The swamp is being drained. Richard Cordray, director of the Consumer Financial Protection Bureau, recently announced his plan to resign by the end of the month. Cordray is expected to run for governor in Ohio next year.
Good riddance. Since its inception in 2010, Cordray’s agency has grown into Washington’s most unaccountable regulator. The CFPB receives its funding as a fixed percentage of the Federal Reserve’s annual budget, exempting the agency from the normal appropriations process. If he hadn’t resigned, Cordray could only have left his post if he was fired by the president and for just cause — a nearly impossible task.
Over the years, Cordray leveraged his unilateral power to target credit card companies, traditional banks, and different types of lenders. The CFPB has issued more than $5 billion in penalties, punishing financial institutions and other businesses in the name of “consumer protection.” Credit unions saw a $7 billion regulatory hit in one recent year, if you account for lost revenue.
Worse yet, the rogue agency ramped up its already excessive rulemaking in the last few weeks of Cordray’s tenure. Perhaps CFPB officials saw the writing on the wall, churning out new rules before Cordray could be replaced by a less partisan director. Whatever the case, the rules were sweeping and deeply misguided.
Take the CFPB’s arbitration ban, which would have barred many financial consumers from using arbitration to resolve disputes. Peddled by Cordray and Sen. Elizabeth Warren, D-Mass., the arbitration rule would have opened the door to widespread class-action litigation risk for almost all consumer finance companies that currently utilize arbitration language in contracts with customers, leaving these companies vulnerable to significant legal fees and damages — justified or not.

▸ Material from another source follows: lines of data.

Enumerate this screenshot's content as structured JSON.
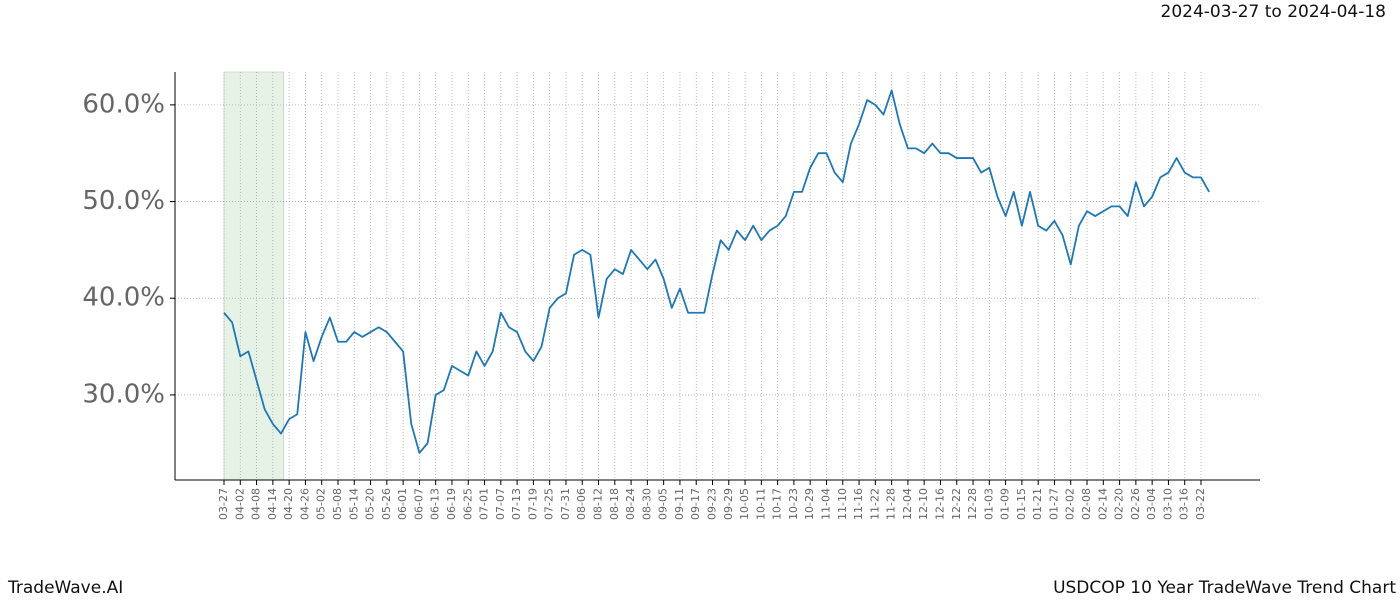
{
  "chart_data": {
    "type": "line",
    "title": "2024-03-27 to 2024-04-18",
    "footer_left": "TradeWave.AI",
    "footer_right": "USDCOP 10 Year TradeWave Trend Chart",
    "x": [
      "03-27",
      "03-30",
      "04-02",
      "04-05",
      "04-08",
      "04-11",
      "04-14",
      "04-17",
      "04-20",
      "04-23",
      "04-26",
      "04-29",
      "05-02",
      "05-05",
      "05-08",
      "05-11",
      "05-14",
      "05-17",
      "05-20",
      "05-23",
      "05-26",
      "05-29",
      "06-01",
      "06-04",
      "06-07",
      "06-10",
      "06-13",
      "06-16",
      "06-19",
      "06-22",
      "06-25",
      "06-28",
      "07-01",
      "07-04",
      "07-07",
      "07-10",
      "07-13",
      "07-16",
      "07-19",
      "07-22",
      "07-25",
      "07-28",
      "07-31",
      "08-03",
      "08-06",
      "08-09",
      "08-12",
      "08-15",
      "08-18",
      "08-21",
      "08-24",
      "08-27",
      "08-30",
      "09-02",
      "09-05",
      "09-08",
      "09-11",
      "09-14",
      "09-17",
      "09-20",
      "09-23",
      "09-26",
      "09-29",
      "10-02",
      "10-05",
      "10-08",
      "10-11",
      "10-14",
      "10-17",
      "10-20",
      "10-23",
      "10-26",
      "10-29",
      "11-01",
      "11-04",
      "11-07",
      "11-10",
      "11-13",
      "11-16",
      "11-19",
      "11-22",
      "11-25",
      "11-28",
      "12-01",
      "12-04",
      "12-07",
      "12-10",
      "12-13",
      "12-16",
      "12-19",
      "12-22",
      "12-25",
      "12-28",
      "12-31",
      "01-03",
      "01-06",
      "01-09",
      "01-12",
      "01-15",
      "01-18",
      "01-21",
      "01-24",
      "01-27",
      "01-30",
      "02-02",
      "02-05",
      "02-08",
      "02-11",
      "02-14",
      "02-17",
      "02-20",
      "02-23",
      "02-26",
      "03-01",
      "03-04",
      "03-07",
      "03-10",
      "03-13",
      "03-16",
      "03-19",
      "03-22",
      "03-25"
    ],
    "values": [
      38.5,
      37.5,
      34,
      34.5,
      31.5,
      28.5,
      27,
      26,
      27.5,
      28,
      36.5,
      33.5,
      36,
      38,
      35.5,
      35.5,
      36.5,
      36,
      36.5,
      37,
      36.5,
      35.5,
      34.5,
      27,
      24,
      25,
      30,
      30.5,
      33,
      32.5,
      32,
      34.5,
      33,
      34.5,
      38.5,
      37,
      36.5,
      34.5,
      33.5,
      35,
      39,
      40,
      40.5,
      44.5,
      45,
      44.5,
      38,
      42,
      43,
      42.5,
      45,
      44,
      43,
      44,
      42,
      39,
      41,
      38.5,
      38.5,
      38.5,
      42.5,
      46,
      45,
      47,
      46,
      47.5,
      46,
      47,
      47.5,
      48.5,
      51,
      51,
      53.5,
      55,
      55,
      53,
      52,
      56,
      58,
      60.5,
      60,
      59,
      61.5,
      58,
      55.5,
      55.5,
      55,
      56,
      55,
      55,
      54.5,
      54.5,
      54.5,
      53,
      53.5,
      50.5,
      48.5,
      51,
      47.5,
      51,
      47.5,
      47,
      48,
      46.5,
      43.5,
      47.5,
      49,
      48.5,
      49,
      49.5,
      49.5,
      48.5,
      52,
      49.5,
      50.5,
      52.5,
      53,
      54.5,
      53,
      52.5,
      52.5,
      51
    ],
    "color": "#1f77b4",
    "highlight": [
      "03-27",
      "04-18"
    ],
    "highlight_color": "#e6f2e6",
    "ylim": [
      21.2,
      63.4
    ],
    "yticks": [
      {
        "value": 30,
        "label": "30.0%"
      },
      {
        "value": 40,
        "label": "40.0%"
      },
      {
        "value": 50,
        "label": "50.0%"
      },
      {
        "value": 60,
        "label": "60.0%"
      }
    ],
    "xticks": [
      "03-27",
      "04-02",
      "04-08",
      "04-14",
      "04-20",
      "04-26",
      "05-02",
      "05-08",
      "05-14",
      "05-20",
      "05-26",
      "06-01",
      "06-07",
      "06-13",
      "06-19",
      "06-25",
      "07-01",
      "07-07",
      "07-13",
      "07-19",
      "07-25",
      "07-31",
      "08-06",
      "08-12",
      "08-18",
      "08-24",
      "08-30",
      "09-05",
      "09-11",
      "09-17",
      "09-23",
      "09-29",
      "10-05",
      "10-11",
      "10-17",
      "10-23",
      "10-29",
      "11-04",
      "11-10",
      "11-16",
      "11-22",
      "11-28",
      "12-04",
      "12-10",
      "12-16",
      "12-22",
      "12-28",
      "01-03",
      "01-09",
      "01-15",
      "01-21",
      "01-27",
      "02-02",
      "02-08",
      "02-14",
      "02-20",
      "02-26",
      "03-04",
      "03-10",
      "03-16",
      "03-22"
    ],
    "grid": true
  }
}
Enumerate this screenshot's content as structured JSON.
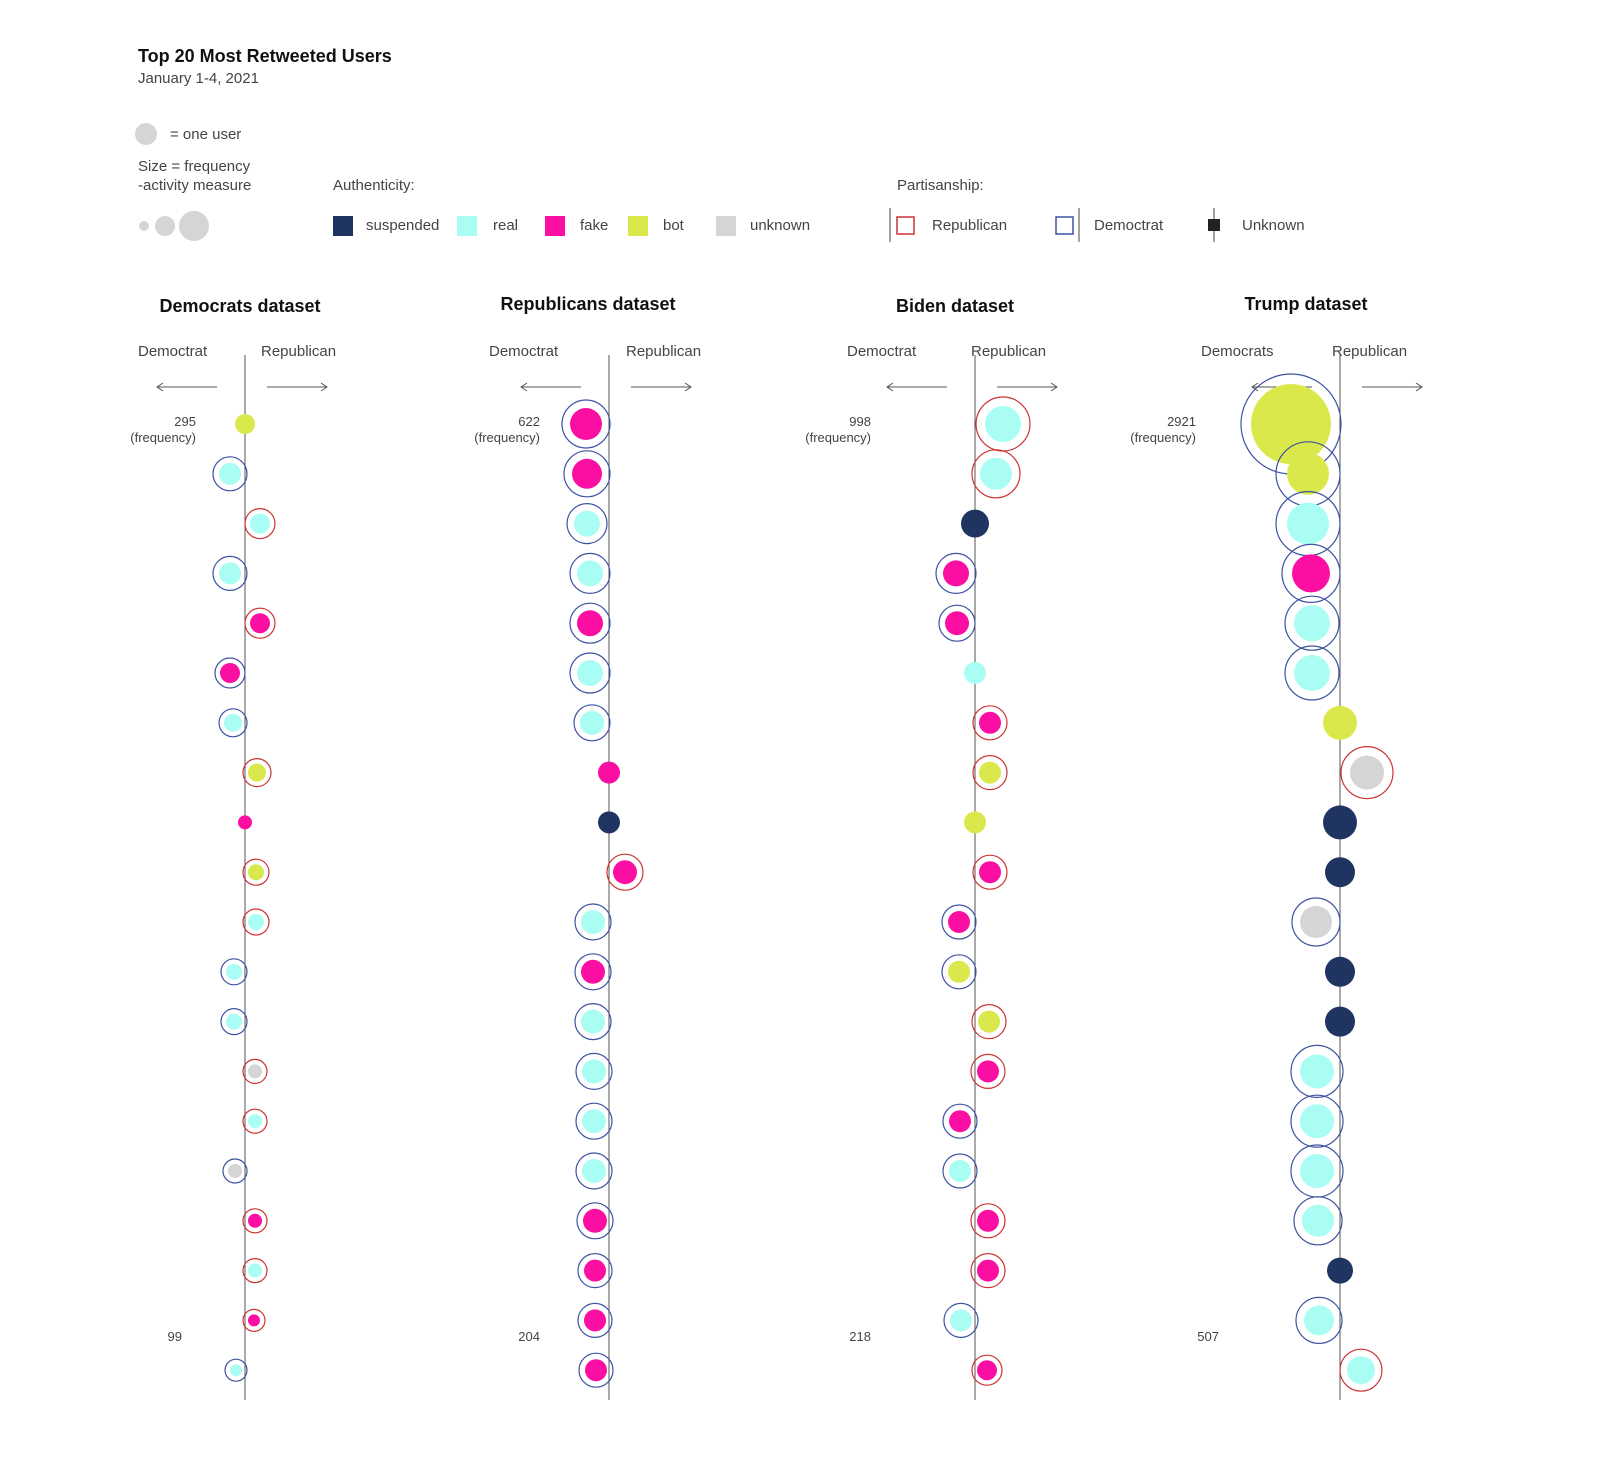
{
  "header": {
    "title": "Top 20 Most Retweeted Users",
    "subtitle": "January 1-4, 2021"
  },
  "legend": {
    "one_user": "= one user",
    "size_line1": "Size = frequency",
    "size_line2": "-activity measure",
    "authenticity_title": "Authenticity:",
    "authenticity": [
      {
        "label": "suspended",
        "color": "#1f3461"
      },
      {
        "label": "real",
        "color": "#a9fdf2"
      },
      {
        "label": "fake",
        "color": "#fb0fa3"
      },
      {
        "label": "bot",
        "color": "#dbe84c"
      },
      {
        "label": "unknown",
        "color": "#d5d5d5"
      }
    ],
    "partisanship_title": "Partisanship:",
    "partisanship": [
      {
        "label": "Republican",
        "color": "#cc3333"
      },
      {
        "label": "Democtrat",
        "color": "#3d52a1"
      },
      {
        "label": "Unknown",
        "color": "#222222"
      }
    ]
  },
  "chart_data": [
    {
      "type": "scatter",
      "title": "Democrats dataset",
      "left_label": "Democtrat",
      "right_label": "Republican",
      "top_value": "295",
      "top_value_note": "(frequency)",
      "bottom_value": "99",
      "users": [
        {
          "rank": 1,
          "auth": "bot",
          "party": "unknown"
        },
        {
          "rank": 2,
          "auth": "real",
          "party": "democrat"
        },
        {
          "rank": 3,
          "auth": "real",
          "party": "republican"
        },
        {
          "rank": 4,
          "auth": "real",
          "party": "democrat"
        },
        {
          "rank": 5,
          "auth": "fake",
          "party": "republican"
        },
        {
          "rank": 6,
          "auth": "fake",
          "party": "democrat"
        },
        {
          "rank": 7,
          "auth": "real",
          "party": "democrat"
        },
        {
          "rank": 8,
          "auth": "bot",
          "party": "republican"
        },
        {
          "rank": 9,
          "auth": "fake",
          "party": "unknown"
        },
        {
          "rank": 10,
          "auth": "bot",
          "party": "republican"
        },
        {
          "rank": 11,
          "auth": "real",
          "party": "republican"
        },
        {
          "rank": 12,
          "auth": "real",
          "party": "democrat"
        },
        {
          "rank": 13,
          "auth": "real",
          "party": "democrat"
        },
        {
          "rank": 14,
          "auth": "unknown",
          "party": "republican"
        },
        {
          "rank": 15,
          "auth": "real",
          "party": "republican"
        },
        {
          "rank": 16,
          "auth": "unknown",
          "party": "democrat"
        },
        {
          "rank": 17,
          "auth": "fake",
          "party": "republican"
        },
        {
          "rank": 18,
          "auth": "real",
          "party": "republican"
        },
        {
          "rank": 19,
          "auth": "fake",
          "party": "republican"
        },
        {
          "rank": 20,
          "auth": "real",
          "party": "democrat"
        }
      ]
    },
    {
      "type": "scatter",
      "title": "Republicans dataset",
      "left_label": "Democtrat",
      "right_label": "Republican",
      "top_value": "622",
      "top_value_note": "(frequency)",
      "bottom_value": "204",
      "users": [
        {
          "rank": 1,
          "auth": "fake",
          "party": "democrat"
        },
        {
          "rank": 2,
          "auth": "fake",
          "party": "democrat"
        },
        {
          "rank": 3,
          "auth": "real",
          "party": "democrat"
        },
        {
          "rank": 4,
          "auth": "real",
          "party": "democrat"
        },
        {
          "rank": 5,
          "auth": "fake",
          "party": "democrat"
        },
        {
          "rank": 6,
          "auth": "real",
          "party": "democrat"
        },
        {
          "rank": 7,
          "auth": "real",
          "party": "democrat"
        },
        {
          "rank": 8,
          "auth": "fake",
          "party": "unknown"
        },
        {
          "rank": 9,
          "auth": "suspended",
          "party": "unknown"
        },
        {
          "rank": 10,
          "auth": "fake",
          "party": "republican"
        },
        {
          "rank": 11,
          "auth": "real",
          "party": "democrat"
        },
        {
          "rank": 12,
          "auth": "fake",
          "party": "democrat"
        },
        {
          "rank": 13,
          "auth": "real",
          "party": "democrat"
        },
        {
          "rank": 14,
          "auth": "real",
          "party": "democrat"
        },
        {
          "rank": 15,
          "auth": "real",
          "party": "democrat"
        },
        {
          "rank": 16,
          "auth": "real",
          "party": "democrat"
        },
        {
          "rank": 17,
          "auth": "fake",
          "party": "democrat"
        },
        {
          "rank": 18,
          "auth": "fake",
          "party": "democrat"
        },
        {
          "rank": 19,
          "auth": "fake",
          "party": "democrat"
        },
        {
          "rank": 20,
          "auth": "fake",
          "party": "democrat"
        }
      ]
    },
    {
      "type": "scatter",
      "title": "Biden dataset",
      "left_label": "Democtrat",
      "right_label": "Republican",
      "top_value": "998",
      "top_value_note": "(frequency)",
      "bottom_value": "218",
      "users": [
        {
          "rank": 1,
          "auth": "real",
          "party": "republican"
        },
        {
          "rank": 2,
          "auth": "real",
          "party": "republican"
        },
        {
          "rank": 3,
          "auth": "suspended",
          "party": "unknown"
        },
        {
          "rank": 4,
          "auth": "fake",
          "party": "democrat"
        },
        {
          "rank": 5,
          "auth": "fake",
          "party": "democrat"
        },
        {
          "rank": 6,
          "auth": "real",
          "party": "unknown"
        },
        {
          "rank": 7,
          "auth": "fake",
          "party": "republican"
        },
        {
          "rank": 8,
          "auth": "bot",
          "party": "republican"
        },
        {
          "rank": 9,
          "auth": "bot",
          "party": "unknown"
        },
        {
          "rank": 10,
          "auth": "fake",
          "party": "republican"
        },
        {
          "rank": 11,
          "auth": "fake",
          "party": "democrat"
        },
        {
          "rank": 12,
          "auth": "bot",
          "party": "democrat"
        },
        {
          "rank": 13,
          "auth": "bot",
          "party": "republican"
        },
        {
          "rank": 14,
          "auth": "fake",
          "party": "republican"
        },
        {
          "rank": 15,
          "auth": "fake",
          "party": "democrat"
        },
        {
          "rank": 16,
          "auth": "real",
          "party": "democrat"
        },
        {
          "rank": 17,
          "auth": "fake",
          "party": "republican"
        },
        {
          "rank": 18,
          "auth": "fake",
          "party": "republican"
        },
        {
          "rank": 19,
          "auth": "real",
          "party": "democrat"
        },
        {
          "rank": 20,
          "auth": "fake",
          "party": "republican"
        }
      ]
    },
    {
      "type": "scatter",
      "title": "Trump dataset",
      "left_label": "Democrats",
      "right_label": "Republican",
      "top_value": "2921",
      "top_value_note": "(frequency)",
      "bottom_value": "507",
      "users": [
        {
          "rank": 1,
          "auth": "bot",
          "party": "democrat"
        },
        {
          "rank": 2,
          "auth": "bot",
          "party": "democrat"
        },
        {
          "rank": 3,
          "auth": "real",
          "party": "democrat"
        },
        {
          "rank": 4,
          "auth": "fake",
          "party": "democrat"
        },
        {
          "rank": 5,
          "auth": "real",
          "party": "democrat"
        },
        {
          "rank": 6,
          "auth": "real",
          "party": "democrat"
        },
        {
          "rank": 7,
          "auth": "bot",
          "party": "unknown"
        },
        {
          "rank": 8,
          "auth": "unknown",
          "party": "republican"
        },
        {
          "rank": 9,
          "auth": "suspended",
          "party": "unknown"
        },
        {
          "rank": 10,
          "auth": "suspended",
          "party": "unknown"
        },
        {
          "rank": 11,
          "auth": "unknown",
          "party": "democrat"
        },
        {
          "rank": 12,
          "auth": "suspended",
          "party": "unknown"
        },
        {
          "rank": 13,
          "auth": "suspended",
          "party": "unknown"
        },
        {
          "rank": 14,
          "auth": "real",
          "party": "democrat"
        },
        {
          "rank": 15,
          "auth": "real",
          "party": "democrat"
        },
        {
          "rank": 16,
          "auth": "real",
          "party": "democrat"
        },
        {
          "rank": 17,
          "auth": "real",
          "party": "democrat"
        },
        {
          "rank": 18,
          "auth": "suspended",
          "party": "unknown"
        },
        {
          "rank": 19,
          "auth": "real",
          "party": "democrat"
        },
        {
          "rank": 20,
          "auth": "real",
          "party": "republican"
        }
      ]
    }
  ]
}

Research shows that the arbitration rule would have exposed financial institutions to 3,000 more class-action lawsuits over the next five years, which would impose more than $500 million in legal defense fees. Trial lawyers, a key Democratic constituency, would have received about $330 million. In the CFPB’s own words, “hundreds of millions of dollars” were at stake, and Democratic attorneys stood to gain the most.
Fortunately, the Senate recently repealed the arbitration rule, protecting employers and the customers they serve. Sen. John Cornyn, R-Texas, put it best when he called the rule a “harmful regulation that imposes obvious costs and offers invisible benefits.”
Lawmakers should keep up the momentum and take a closer at other recent CFPB regulations. In October, the agency finalized a rule targeting the payday loan industry, which provides short-term loans to low-income borrowers in need of capital. The rule requires payday lenders to verify a borrower’s income, major financial obligations, and borrowing history before issuing any loan. The agency has already issued a long list of “affordability criteria” to lengthen the payday lending process.
Current requirements governing short-term loans already ensure that customers know the terms and fees of their agreement, while the transaction itself remains quick and transparent. But the CFPB’s “payday rule” jeopardizes these transactions by imposing unreasonably high standards. It effectively eliminates the reason for choosing payday loans over traditional bank loans in the first place, erecting a barrier between low-income Americans and the credit they desperately need.
Given that nearly half of Americans are unable to cover an unexpected expense of $400, do they really need more red tape?
Consumers can exchange high-fives after Cordray’s departure. But they shouldn’t take a victory lap until his anti-consumer rule making is reversed in its entirety. Congress, you have a job to do.
Alfredo Ortiz is the president and CEO of the Job Creators Network.